Manifesto ao punguista desgraçado

Passo ardendo pela orla
sob sol sincero de domingo 
esqueço o redor em volta 
todo dentro do meu som 

Passa-me um punguista-ciclista 
sem cuidado, com minha ambulante ausência 
e me bate no peito: 
foi-se todo ouro que me restava naquele cordão... 
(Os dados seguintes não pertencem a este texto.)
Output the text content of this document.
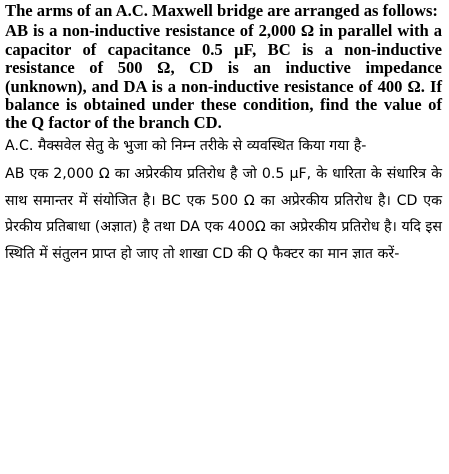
The arms of an A.C. Maxwell bridge are arranged as follows:

AB is a non-inductive resistance of 2,000 Ω in parallel with a capacitor of capacitance 0.5 μF, BC is a non-inductive resistance of 500 Ω, CD is an inductive impedance (unknown), and DA is a non-inductive resistance of 400 Ω. If balance is obtained under these condition, find the value of the Q factor of the branch CD.

A.C. मैक्सवेल सेतु के भुजा को निम्न तरीके से व्यवस्थित किया गया है-

AB एक 2,000 Ω का अप्रेरकीय प्रतिरोध है जो 0.5 μF, के धारिता के संधारित्र के साथ समान्तर में संयोजित है। BC एक 500 Ω का अप्रेरकीय प्रतिरोध है। CD एक प्रेरकीय प्रतिबाधा (अज्ञात) है तथा DA एक 400Ω का अप्रेरकीय प्रतिरोध है। यदि इस स्थिति में संतुलन प्राप्त हो जाए तो शाखा CD की Q फैक्टर का मान ज्ञात करें-
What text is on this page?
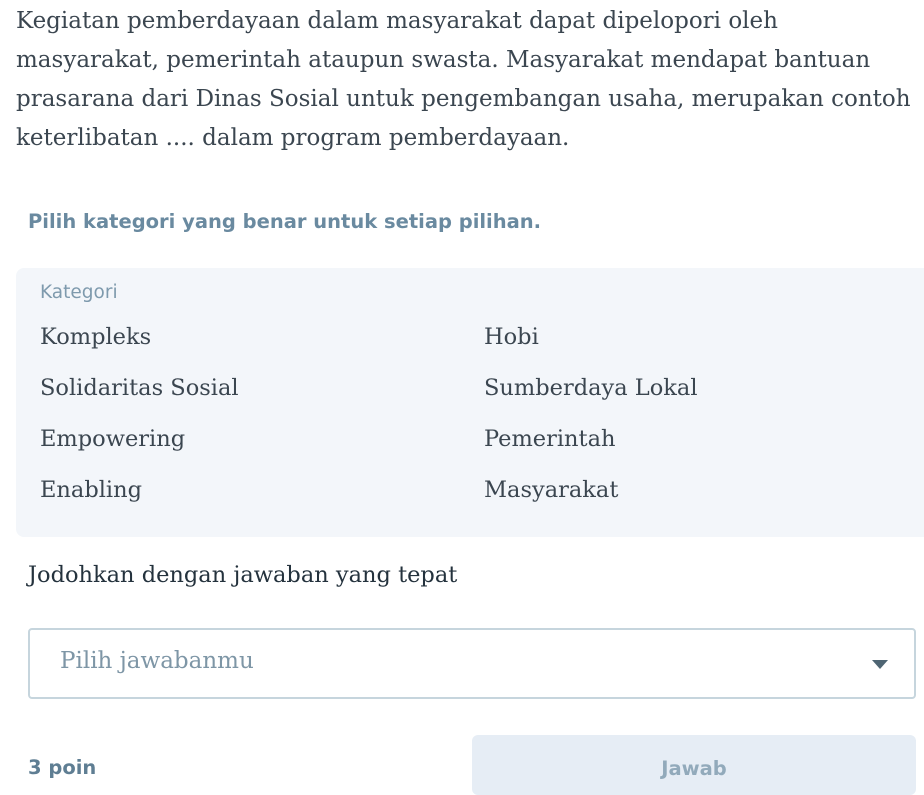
Kegiatan pemberdayaan dalam masyarakat dapat dipelopori oleh masyarakat, pemerintah ataupun swasta. Masyarakat mendapat bantuan prasarana dari Dinas Sosial untuk pengembangan usaha, merupakan contoh keterlibatan .... dalam program pemberdayaan.

Pilih kategori yang benar untuk setiap pilihan.

Kategori
Kompleks	Hobi
Solidaritas Sosial	Sumberdaya Lokal
Empowering	Pemerintah
Enabling	Masyarakat

Jodohkan dengan jawaban yang tepat

Pilih jawabanmu
3 poin	Jawab
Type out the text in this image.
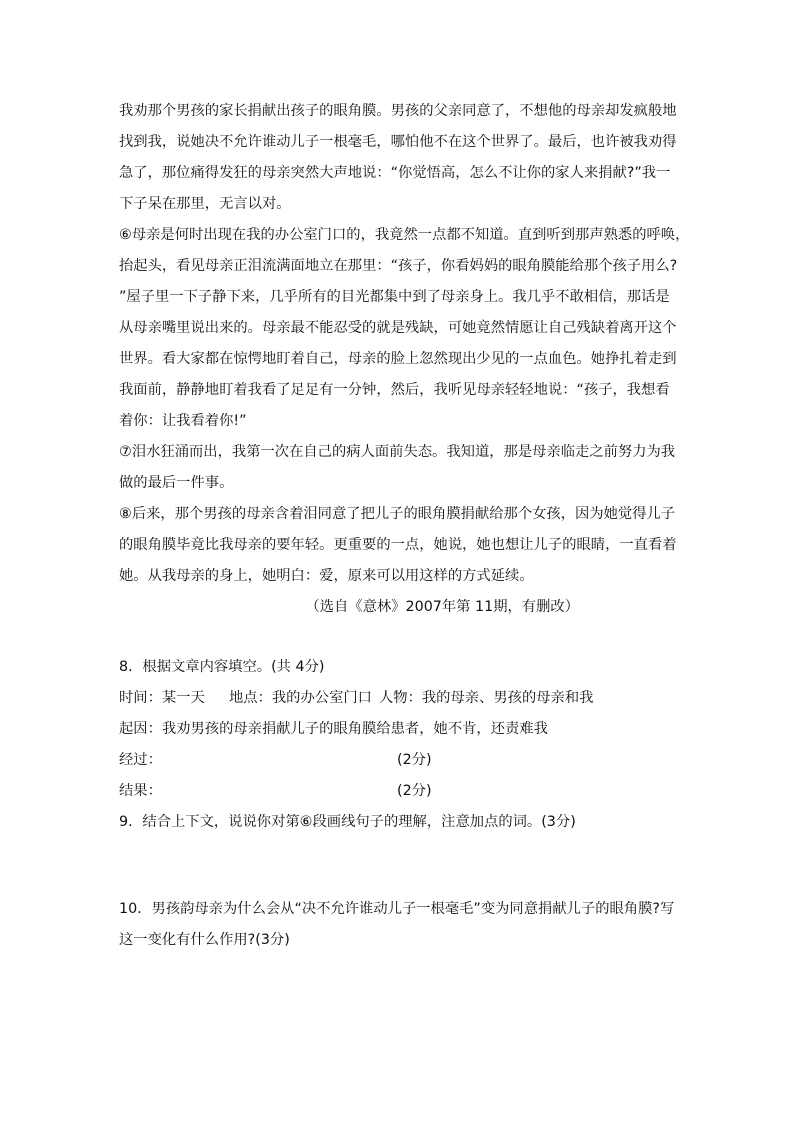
我劝那个男孩的家长捐献出孩子的眼角膜。男孩的父亲同意了，不想他的母亲却发疯般地
找到我，说她决不允许谁动儿子一根毫毛，哪怕他不在这个世界了。最后，也许被我劝得
急了，那位痛得发狂的母亲突然大声地说：“你觉悟高，怎么不让你的家人来捐献?”我一
下子呆在那里，无言以对。
⑥母亲是何时出现在我的办公室门口的，我竟然一点都不知道。直到听到那声熟悉的呼唤，
抬起头，看见母亲正泪流满面地立在那里：“孩子，你看妈妈的眼角膜能给那个孩子用么?
”屋子里一下子静下来，几乎所有的目光都集中到了母亲身上。我几乎不敢相信，那话是
从母亲嘴里说出来的。母亲最不能忍受的就是残缺，可她竟然情愿让自己残缺着离开这个
世界。看大家都在惊愕地盯着自己，母亲的脸上忽然现出少见的一点血色。她挣扎着走到
我面前，静静地盯着我看了足足有一分钟，然后，我听见母亲轻轻地说：“孩子，我想看
着你：让我看着你!”
⑦泪水狂涌而出，我第一次在自己的病人面前失态。我知道，那是母亲临走之前努力为我
做的最后一件事。
⑧后来，那个男孩的母亲含着泪同意了把儿子的眼角膜捐献给那个女孩，因为她觉得儿子
的眼角膜毕竟比我母亲的要年轻。更重要的一点，她说，她也想让儿子的眼睛，一直看着
她。从我母亲的身上，她明白：爱，原来可以用这样的方式延续。
（选自《意林》2007年第 11期，有删改）
8．根据文章内容填空。(共 4分)
时间：某一天	地点：我的办公室门口 人物：我的母亲、男孩的母亲和我
起因：我劝男孩的母亲捐献儿子的眼角膜给患者，她不肯，还责难我
经过：	(2分)
结果：	(2分)
9．结合上下文，说说你对第⑥段画线句子的理解，注意加点的词。(3分)
10．男孩韵母亲为什么会从“决不允许谁动儿子一根毫毛”变为同意捐献儿子的眼角膜?写
这一变化有什么作用?(3分)
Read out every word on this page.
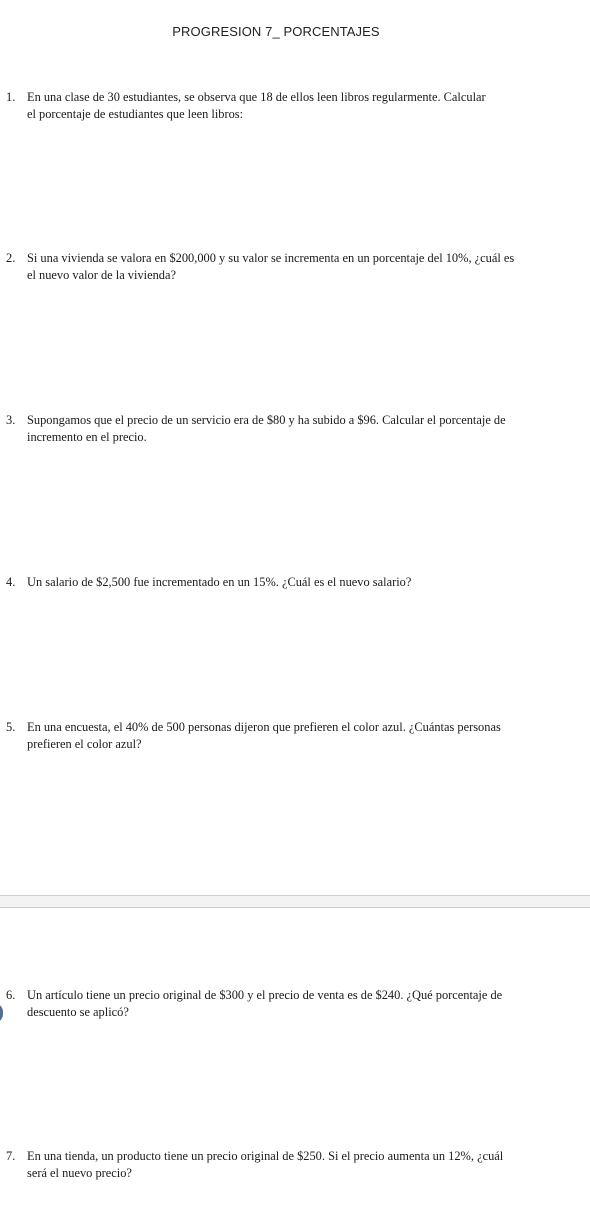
PROGRESION 7_ PORCENTAJES
1. En una clase de 30 estudiantes, se observa que 18 de ellos leen libros regularmente. Calcular
el porcentaje de estudiantes que leen libros:
2. Si una vivienda se valora en $200,000 y su valor se incrementa en un porcentaje del 10%, ¿cuál es
el nuevo valor de la vivienda?
3. Supongamos que el precio de un servicio era de $80 y ha subido a $96. Calcular el porcentaje de
incremento en el precio.
4. Un salario de $2,500 fue incrementado en un 15%. ¿Cuál es el nuevo salario?
5. En una encuesta, el 40% de 500 personas dijeron que prefieren el color azul. ¿Cuántas personas
prefieren el color azul?
6. Un artículo tiene un precio original de $300 y el precio de venta es de $240. ¿Qué porcentaje de
descuento se aplicó?
7. En una tienda, un producto tiene un precio original de $250. Si el precio aumenta un 12%, ¿cuál
será el nuevo precio?
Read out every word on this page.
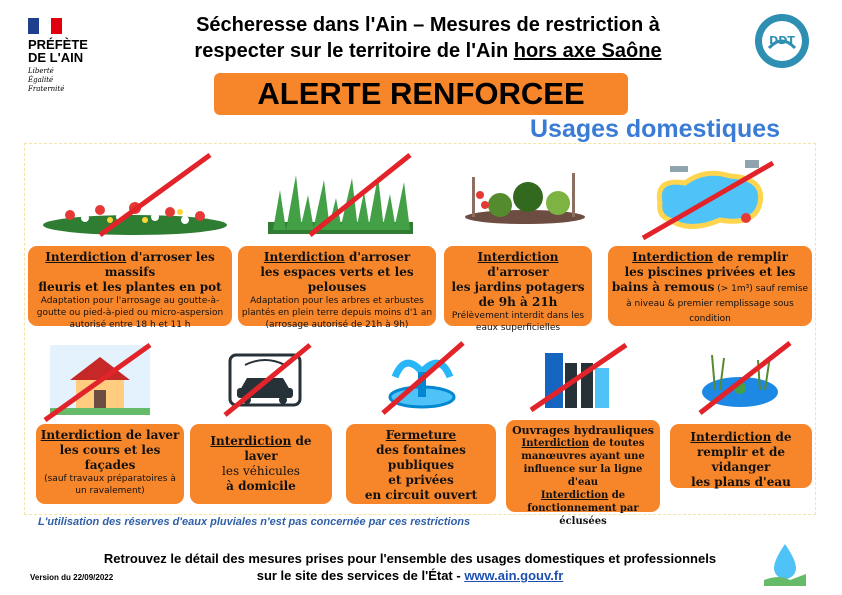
PRÉFÈTE
DE L'AIN
Liberté
Égalité
Fraternité
Sécheresse dans l'Ain – Mesures de restriction à
respecter sur le territoire de l'Ain hors axe Saône	DDT
ALERTE RENFORCEE
Usages domestiques
Interdiction d'arroser les massifs
fleuris et les plantes en pot
Adaptation pour l'arrosage au goutte-à-goutte ou pied-à-pied ou micro-aspersion autorisé entre 18 h et 11 h
Interdiction d'arroser
les espaces verts et les pelouses
Adaptation pour les arbres et arbustes plantés en plein terre depuis moins d'1 an (arrosage autorisé de 21h à 9h)
Interdiction d'arroser
les jardins potagers
de 9h à 21h
Prélèvement interdit dans les eaux superficielles
Interdiction de remplir
les piscines privées et les
bains à remous (> 1m³) sauf remise à niveau & premier remplissage sous condition
Interdiction de laver
les cours et les façades
(sauf travaux préparatoires à un ravalement)
Interdiction de laver
les véhicules
à domicile
Fermeture
des fontaines publiques
et privées
en circuit ouvert
Ouvrages hydrauliques
Interdiction de toutes manœuvres ayant une influence sur la ligne d'eau
Interdiction de fonctionnement par éclusées
Interdiction de
remplir et de vidanger
les plans d'eau
L'utilisation des réserves d'eaux pluviales n'est pas concernée par ces restrictions
Retrouvez le détail des mesures prises pour l'ensemble des usages domestiques et professionnels
sur le site des services de l'État - www.ain.gouv.fr
Version du 22/09/2022
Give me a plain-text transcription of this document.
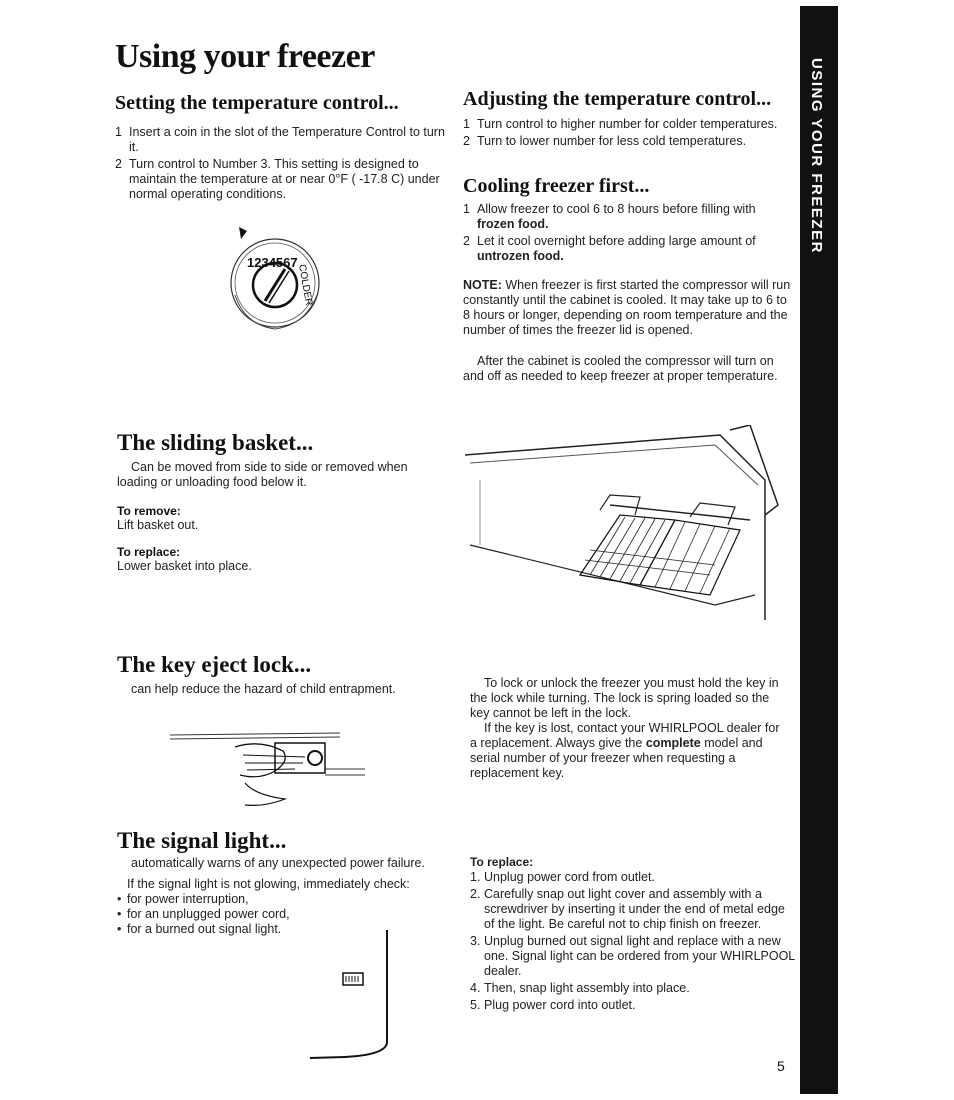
USING YOUR FREEZER
Using your freezer
Setting the temperature control...
1 Insert a coin in the slot of the Temperature Control to turn it.
2 Turn control to Number 3. This setting is designed to maintain the temperature at or near 0°F ( -17.8 C) under normal operating conditions.
1234567
COLDER
Adjusting the temperature control...
1 Turn control to higher number for colder temperatures.
2 Turn to lower number for less cold temperatures.
Cooling freezer first...
1 Allow freezer to cool 6 to 8 hours before filling with frozen food.
2 Let it cool overnight before adding large amount of untrozen food.

NOTE: When freezer is first started the compressor will run constantly until the cabinet is cooled. It may take up to 6 to 8 hours or longer, depending on room temperature and the number of times the freezer lid is opened.

After the cabinet is cooled the compressor will turn on and off as needed to keep freezer at proper temperature.

The sliding basket...

Can be moved from side to side or removed when loading or unloading food below it.

To remove:
Lift basket out.
To replace:
Lower basket into place.
The key eject lock...

can help reduce the hazard of child entrapment.	To lock or unlock the freezer you must hold the key in the lock while turning. The lock is spring loaded so the key cannot be left in the lock.

If the key is lost, contact your WHIRLPOOL dealer for a replacement. Always give the complete model and serial number of your freezer when requesting a replacement key.

The signal light...

automatically warns of any unexpected power failure.

If the signal light is not glowing, immediately check:

• for power interruption,
• for an unplugged power cord,
• for a burned out signal light.
To replace:
1. Unplug power cord from outlet.
2. Carefully snap out light cover and assembly with a screwdriver by inserting it under the end of metal edge of the light. Be careful not to chip finish on freezer.
3. Unplug burned out signal light and replace with a new one. Signal light can be ordered from your WHIRLPOOL dealer.
4. Then, snap light assembly into place.
5. Plug power cord into outlet.
5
Ah, se me levam também esses óculos escuros! 
perco ainda minha liberdade poética 
de chorar escondido pela multidão.

Paúra

Meu amor,
depois de grandes, temendo mergulho,
entregues ao raso
– Eu só avanço se for de boia!

Morremos de medo do durante
Morremos de medo das sobras
E viver com risco de síncope
é desconcertante.

Fico aqui, segurando os ponteiros
Dispersando a espera corrosiva
Raciocinando todo o sentido
Para que esse encanto seja praxe.

Mas é tão antinatural!
Almas rosetando, rosetando...
E a gente amarrando.
Que medo é esse que não é nosso?

quarta-feira, 24 de setembro de 2008

Pueril número dois

Meu amor,
Depois da vastidão, a gente se encontra
E se vê diferente daquela ternurinha:
Eta coisinha boba, tão pueril...
Fazer contigo aquela namoradinha de recreio que não tive.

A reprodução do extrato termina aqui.